Friday, February 24, 2017 at 7:30 p.m. (rescheduled due to weather)
Colum McCann is the author of six novels, including Let the Great World Spin (Random House, 2009), and three collections of stories. His most recent book is the collection Thirteen Ways of Looking (Random House, 2015), a novella and three stories, which earned him praise from the Wall Street Journal: “McCann is a passionate writer whose impulse is always toward a generous understanding of his diverse characters.” Born and raised in Dublin, Ireland, he has been the recipient of many international honors, including the National Book Award, the International Dublin Impac Prize, a Chevalier des Arts et Lettres from the French government, election to the Irish Arts Academy, the 2010 Best Foreign Novel Award in China, and an Oscar nomination.

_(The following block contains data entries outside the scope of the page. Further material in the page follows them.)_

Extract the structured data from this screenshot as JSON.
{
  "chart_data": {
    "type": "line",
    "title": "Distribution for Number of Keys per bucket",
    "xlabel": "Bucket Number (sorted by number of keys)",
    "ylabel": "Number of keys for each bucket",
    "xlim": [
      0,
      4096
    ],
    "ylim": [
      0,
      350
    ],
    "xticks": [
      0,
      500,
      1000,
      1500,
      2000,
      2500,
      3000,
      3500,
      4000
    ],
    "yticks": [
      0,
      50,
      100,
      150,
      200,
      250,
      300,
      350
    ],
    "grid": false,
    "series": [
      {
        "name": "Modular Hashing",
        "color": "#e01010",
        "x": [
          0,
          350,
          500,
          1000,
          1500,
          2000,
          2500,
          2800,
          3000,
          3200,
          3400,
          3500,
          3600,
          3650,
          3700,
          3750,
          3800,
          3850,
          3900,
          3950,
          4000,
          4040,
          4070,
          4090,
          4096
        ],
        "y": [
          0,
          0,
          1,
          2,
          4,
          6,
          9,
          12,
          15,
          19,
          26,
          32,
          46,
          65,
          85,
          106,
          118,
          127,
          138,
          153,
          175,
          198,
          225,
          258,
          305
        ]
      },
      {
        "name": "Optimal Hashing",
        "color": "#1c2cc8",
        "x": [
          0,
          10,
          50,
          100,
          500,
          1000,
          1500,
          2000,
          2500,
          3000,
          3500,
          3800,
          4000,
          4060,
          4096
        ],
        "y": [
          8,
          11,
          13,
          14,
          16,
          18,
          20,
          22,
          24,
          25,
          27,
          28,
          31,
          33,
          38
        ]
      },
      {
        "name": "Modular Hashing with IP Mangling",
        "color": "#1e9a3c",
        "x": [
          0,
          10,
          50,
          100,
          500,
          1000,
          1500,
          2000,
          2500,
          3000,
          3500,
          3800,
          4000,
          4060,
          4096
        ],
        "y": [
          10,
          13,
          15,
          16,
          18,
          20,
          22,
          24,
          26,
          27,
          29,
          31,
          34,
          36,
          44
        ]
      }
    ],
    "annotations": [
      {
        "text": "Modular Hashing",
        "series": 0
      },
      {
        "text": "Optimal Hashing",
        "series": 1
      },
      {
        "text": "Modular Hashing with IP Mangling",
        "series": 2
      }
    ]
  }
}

He is the co-founder of the nonprofit global story exchange organization, Narrative 4, and he teaches at the MFA program at Hunter College.
Tracy K. Smith
Thursday, February 16, 2017 at 7:30 p.m.
Tracy K. Smith is the author of the critically acclaimed memoir Ordinary Light (Knopf, 2015), a finalist for the 2015 National Book Award, and three books of poetry, including the 2012 Pulitzer Prize-winning collection Life on Mars (Graywolf, 2011). Toi Derricotte said of Smith’s work: “The surfaces of a Tracy K. Smith poem are beautiful and serene, but underneath, there is always a sense of an unknown vastness. Her poems take the risk of inviting us to imagine, as the poet does, what it is to travel in another person’s shoes.” Among her many honors and awards, Smith was the recipient of the 2014 Academy Fellowship from the Academy of American Poets, which is awarded to one poet each year in recognition of distinguished poetic achievement. She is currently the Director of Princeton University’s Creative Writing Program.
Tuesday, April 11, 2017 at 7:30 p.m.
Siddhartha Mukherjee is the author of The Gene: An Intimate History (Scribner, 2016), which Anthony Doerr calls “prodigious, sweeping, and ultimately transcendent. If you’re interested in what it means to be human today and in the tomorrows to come, you must read this book.” Dr. Mukherjee was awarded the 2011 Pulitzer Prize in general nonfiction for The Emperor of All Maladies: A Biography of Cancer (Scribner, 2010), heralded by The New Yorker as “an extraordinary achievement.” Dr. Mukherjee is an assistant professor of medicine at Columbia University and a cancer physician and researcher. A Rhodes scholar, he graduated from Stanford University, University of Oxford, and Harvard Medical School. He has published articles in Nature, The New England Journal of Medicine, The New York Times, and Cell.